Selon acte authentique du 12 novembre 2020, M. [Y] [N] et Mme [F] [E] ont acquis la parcelle AN n°[Cadastre 4] (lot C).
Selon acte authentique du 26 janvier 2021, M. [U] [J] et Mme [A] [V], ont acquis la parcelle de terrain à bâtir cadastrée Section AN n°[Cadastre 5] (lot n° B), en vue d'édifier leur maison d'habitation.
L'accès aux trois lots s'effectue via l'allée des Ecureuils au Nord/Ouest de chaque parcelle.
Le terrain de la parcelle initiale étant en pente, un mur de soutènement préexistait à la conclusion des contrats de vente et la division parcellaire a conduit à ce qu'il se trouve pour partie sur la parcelle des appelants et pour le surplus sur la parcelle des intimés.
Le 10 décembre 2021 M. [N] et Mme [E] ont conclu un contrat de construction de maison individuelle avec la société Sicovar, exerçant sous l'enseigne Demeures Caladoises, ce contrant incluant la réalisation d'une voie d'accès et de son mur de soutènement entre la rue au [Adresse 9] et la maison des maîtres d'ouvrage.

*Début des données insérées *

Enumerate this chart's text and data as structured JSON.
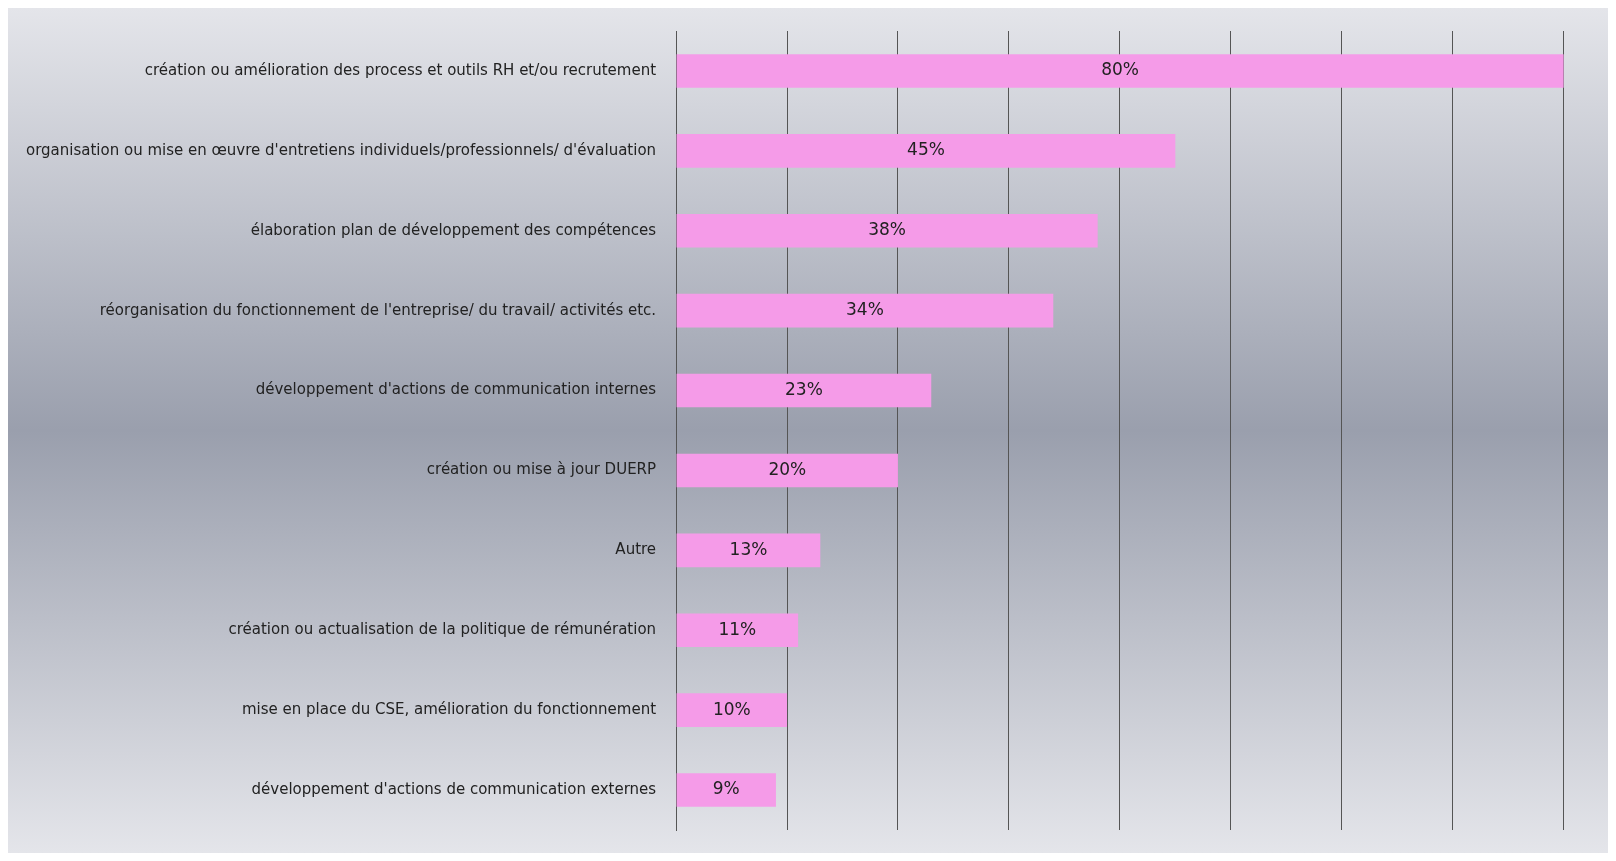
{
  "chart_data": {
    "type": "bar",
    "orientation": "horizontal",
    "categories": [
      "création ou amélioration des process et outils RH et/ou recrutement",
      "organisation ou mise en œuvre d'entretiens individuels/professionnels/ d'évaluation",
      "élaboration plan de développement des compétences",
      "réorganisation du fonctionnement de l'entreprise/ du travail/ activités etc.",
      "développement d'actions de communication internes",
      "création ou mise à jour DUERP",
      "Autre",
      "création ou actualisation de la politique de rémunération",
      "mise en place du CSE, amélioration du fonctionnement",
      "développement d'actions de communication externes"
    ],
    "values": [
      80,
      45,
      38,
      34,
      23,
      20,
      13,
      11,
      10,
      9
    ],
    "value_labels": [
      "80%",
      "45%",
      "38%",
      "34%",
      "23%",
      "20%",
      "13%",
      "11%",
      "10%",
      "9%"
    ],
    "color": "#f59be8",
    "xlim": [
      0,
      84
    ],
    "xticks": [
      {
        "value": 0,
        "label": null
      },
      {
        "value": 10,
        "label": null
      },
      {
        "value": 20,
        "label": null
      },
      {
        "value": 30,
        "label": null
      },
      {
        "value": 40,
        "label": null
      },
      {
        "value": 50,
        "label": null
      },
      {
        "value": 60,
        "label": null
      },
      {
        "value": 70,
        "label": null
      },
      {
        "value": 80,
        "label": null
      }
    ],
    "grid": "x",
    "tick_labels": "y",
    "legend": false
  }
}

Selon procès-verbal dressé le 8 juin 2022 par Maître [I] [C], huissier de justice mandaté par la société Demeures Caladoises, il a été constaté qu'à l'occasion des travaux de construction de la maison de M. [J] et Mme [V], il avait été procédé à la démolition de la partie du mur de soutènement qui se trouvait sur leur terrain ainsi qu'à un décaissement empiétant sur celui de M. [N] et Mme [E], en sorte que l'accès au chantier de ces derniers était devenu impossible depuis l'allée des Ecureuils en raison de l'instabilité du terrain et du terrassement réalisé par leur voisin.
Par courrier du 15 juin 2022, la société Demeures Caladoises a indiqué qu'en raison de ces difficultés, le démarrage des travaux devait être reporté au 1er juin 2022.
Des négociations se sont engagées entre les parties via leurs conseils au sujet notamment de la prise en charge des frais devenus plus importants d'édification d'un nouveau mur de soutènement, lesquelles n'ont pas abouties.
Par acte du 22 janvier 2024, M. [N] et Mme [E] ont fait assigner M. [U] [J] et Mme [W] [J] devant le juge des référés du tribunal judiciaire de Lyon afin d'être autorisés à exercer un droit de tour d'échelle pour édifier le mur de soutènement de la voie d'accès à leur terrain.
Par acte du 20 mars 2024, ils ont fait assigner Mme [A] [V], propriétaire du terrain.
La jonction de ces deux procédures a été ordonnée.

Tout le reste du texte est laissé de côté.